Electrical contractor Austin Gregg has been fined after a teenage apprentice fell four metres through a fragile rooflight at a farm in Leyburn, North Yorkshire.

On 26 June 2013, the 16-year-old apprentice from Masham fell from a barn where solar panels were being installed, badly bruising his back. The incident was investigated by the Health & Safety Executive (HSE), which today (14 April) prosecuted Mr Gregg – trading as Gregg Electrical – at Northallerton Magistrates’ Court.


Magistrates were told that Mr Gregg had two apprentices working with him that day and was on the roof of another shed planning the fitting work at the time of the accident.
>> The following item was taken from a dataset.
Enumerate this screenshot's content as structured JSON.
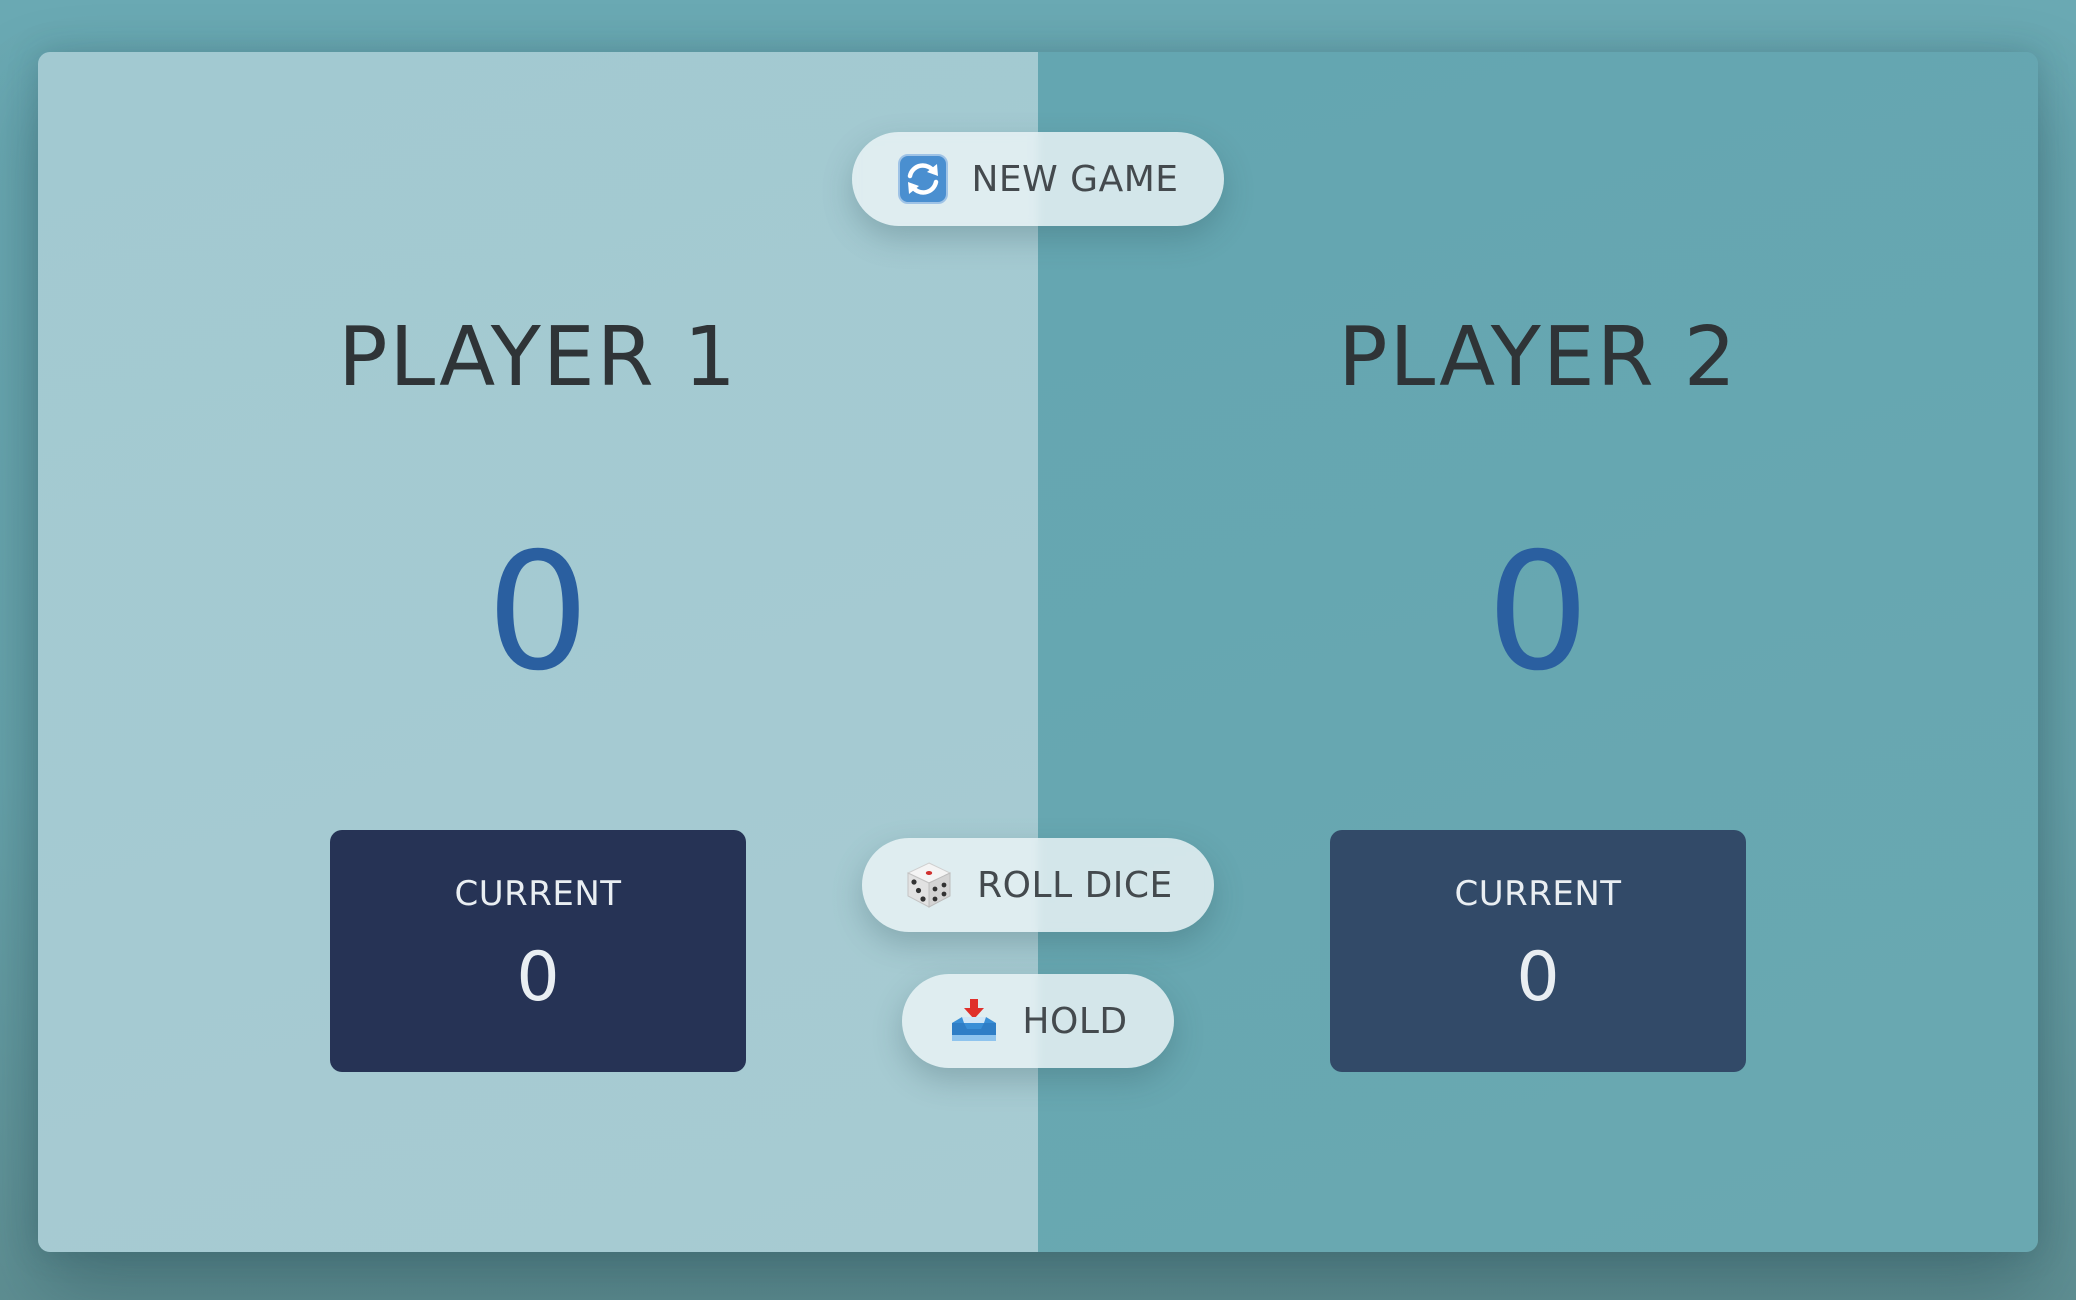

The 16-year-old went onto the roof without a harness after he was asked to fetch a tool by the other apprentice.


HSE’s investigation found that Mr Gregg had taken some precautions, but they were either insufficient or incomplete. As well as partially covered, fragile rooflights, harnesses had been provided with lanyards but fixing points were not adequate or tested.
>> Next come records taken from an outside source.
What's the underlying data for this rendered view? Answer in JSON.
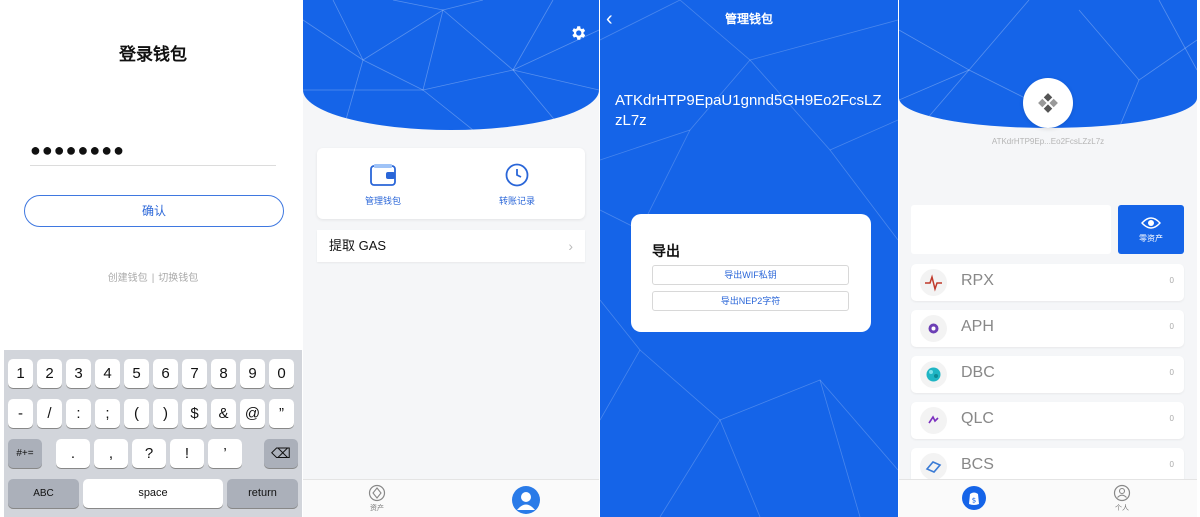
{
  "login": {
    "title": "登录钱包",
    "password_mask": "●●●●●●●●",
    "confirm_label": "确认",
    "create_link": "创建钱包",
    "separator": "|",
    "switch_link": "切换钱包"
  },
  "keyboard": {
    "row1": [
      "1",
      "2",
      "3",
      "4",
      "5",
      "6",
      "7",
      "8",
      "9",
      "0"
    ],
    "row2": [
      "-",
      "/",
      ":",
      ";",
      "(",
      ")",
      "$",
      "&",
      "@",
      "”"
    ],
    "row3": [
      "#+=",
      ".",
      ",",
      "?",
      "!",
      "’",
      "⌫"
    ],
    "row4": [
      "ABC",
      "space",
      "return"
    ]
  },
  "wallet_home": {
    "manage_label": "管理钱包",
    "history_label": "转账记录",
    "gas_label": "提取 GAS",
    "chevron": "›",
    "tab_assets": "资产"
  },
  "manage": {
    "back": "‹",
    "title": "管理钱包",
    "address": "ATKdrHTP9EpaU1gnnd5GH9Eo2FcsLZzL7z",
    "export_title": "导出",
    "export_wif": "导出WIF私钥",
    "export_nep2": "导出NEP2字符"
  },
  "assets": {
    "address_short": "ATKdrHTP9Ep...Eo2FcsLZzL7z",
    "zero_assets_label": "零资产",
    "tokens": [
      {
        "name": "RPX",
        "value": "0"
      },
      {
        "name": "APH",
        "value": "0"
      },
      {
        "name": "DBC",
        "value": "0"
      },
      {
        "name": "QLC",
        "value": "0"
      },
      {
        "name": "BCS",
        "value": "0"
      }
    ],
    "tab_personal": "个人"
  },
  "colors": {
    "brand_blue": "#1564e8",
    "link_blue": "#2a66d8"
  }
}
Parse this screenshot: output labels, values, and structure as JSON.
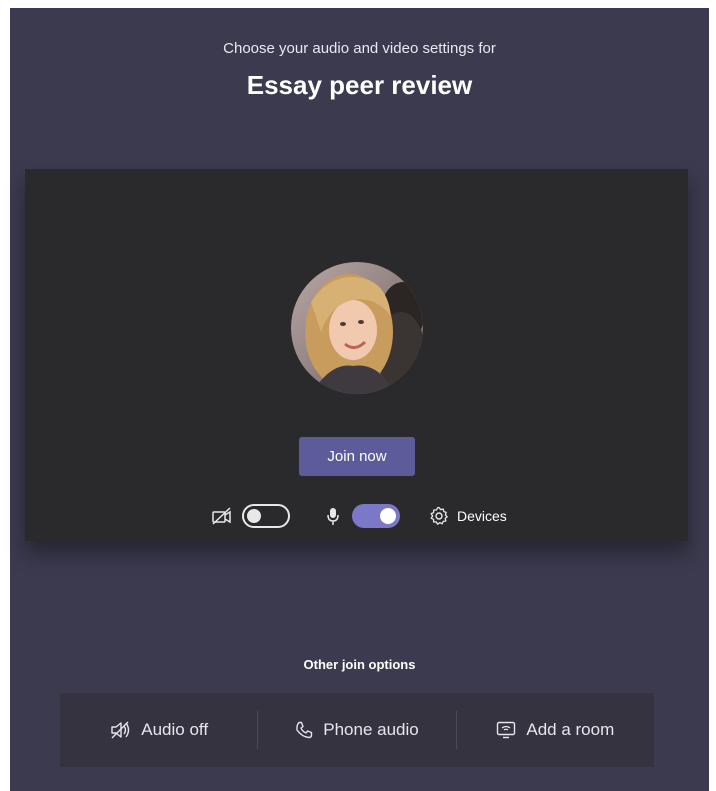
{
  "header": {
    "subtitle": "Choose your audio and video settings for",
    "meeting_title": "Essay peer review"
  },
  "preview": {
    "join_label": "Join now",
    "camera_toggle": "off",
    "mic_toggle": "on",
    "devices_label": "Devices"
  },
  "other_options": {
    "heading": "Other join options",
    "items": [
      {
        "label": "Audio off",
        "icon": "speaker-off-icon"
      },
      {
        "label": "Phone audio",
        "icon": "phone-icon"
      },
      {
        "label": "Add a room",
        "icon": "room-cast-icon"
      }
    ]
  },
  "colors": {
    "background": "#3b3a4e",
    "preview_bg": "#2a2a2c",
    "accent": "#5d5b99",
    "toggle_on": "#7b79c7"
  }
}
Mr Gregg was fined £2,000 and ordered to pay £505 in costs after admitting a breach of Section 2(1) of the Health and Safety at Work etc Act 1974.


“This young man certainly had a close shave. Falling from height remains one of the biggest causes of death and major injury,” said HSE inspector Julian Franklin after the hearing.
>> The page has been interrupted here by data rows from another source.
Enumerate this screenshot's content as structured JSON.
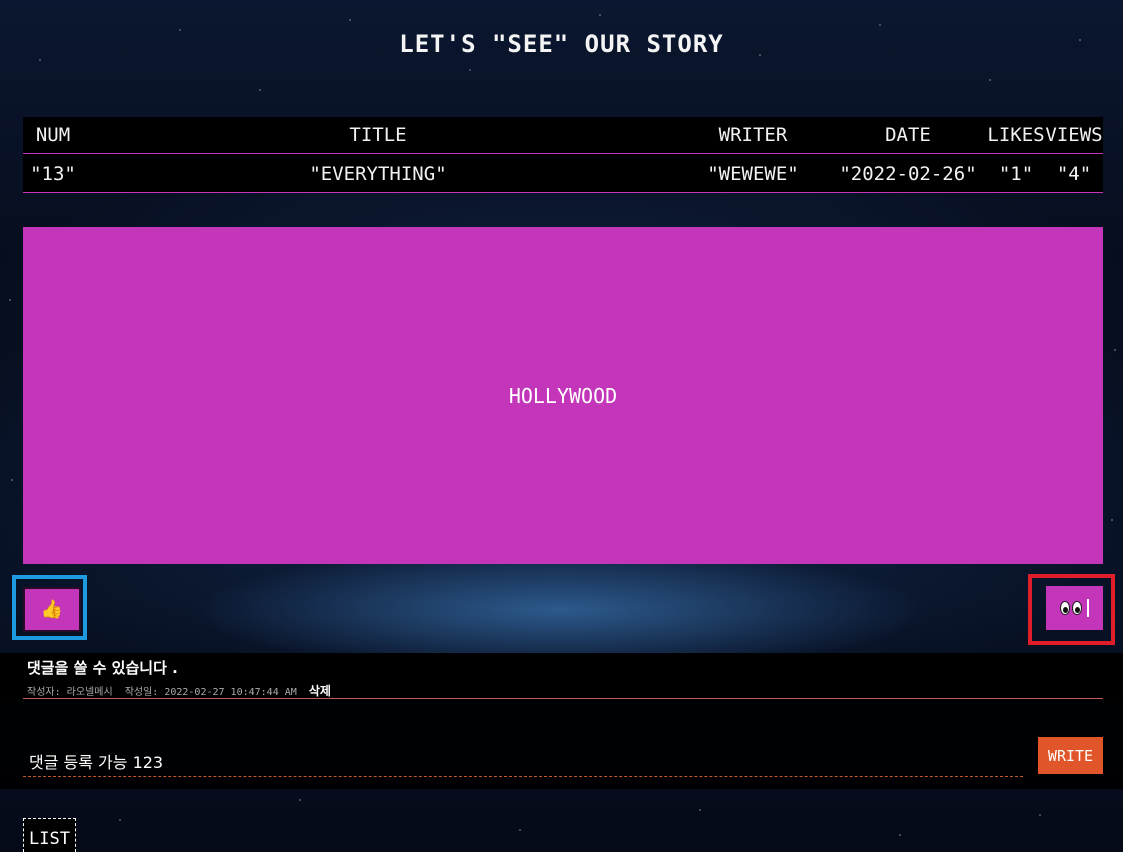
{
  "page": {
    "title": "LET'S \"SEE\" OUR STORY"
  },
  "table": {
    "headers": {
      "num": "NUM",
      "title": "TITLE",
      "writer": "WRITER",
      "date": "DATE",
      "likes": "LIKES",
      "views": "VIEWS"
    },
    "row": {
      "num": "\"13\"",
      "title": "\"EVERYTHING\"",
      "writer": "\"WEWEWE\"",
      "date": "\"2022-02-26\"",
      "likes": "\"1\"",
      "views": "\"4\""
    }
  },
  "content": {
    "body": "HOLLYWOOD"
  },
  "actions": {
    "like_icon": "thumbs-up-icon",
    "like_glyph": "👍",
    "views_icon": "eyes-icon"
  },
  "comment": {
    "text": "댓글을 쓸 수 있습니다 .",
    "author": "작성자: 라오넬메시",
    "date": "작성일: 2022-02-27 10:47:44 AM",
    "delete_label": "삭제"
  },
  "comment_form": {
    "value": "댓글 등록 가능 123",
    "write_label": "WRITE"
  },
  "nav": {
    "list_label": "LIST"
  },
  "colors": {
    "accent": "#c335b9",
    "write_button": "#e0562a",
    "highlight_blue": "#1e9be0",
    "highlight_red": "#e01e2a"
  }
}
“It is crucial that employers put safety precautions in place for working at height, whether the job lasts 10 minutes or 10 days. The risks of working on fragile roofs are well recognised and there is no excuse for putting workers at unnecessary risk of serious injury, or even death.


“It is particularly important to ensure that vulnerable young people, new to the working environment, are given very close supervision, clear instructions and not exposed to risks that they may not be able to envisage.”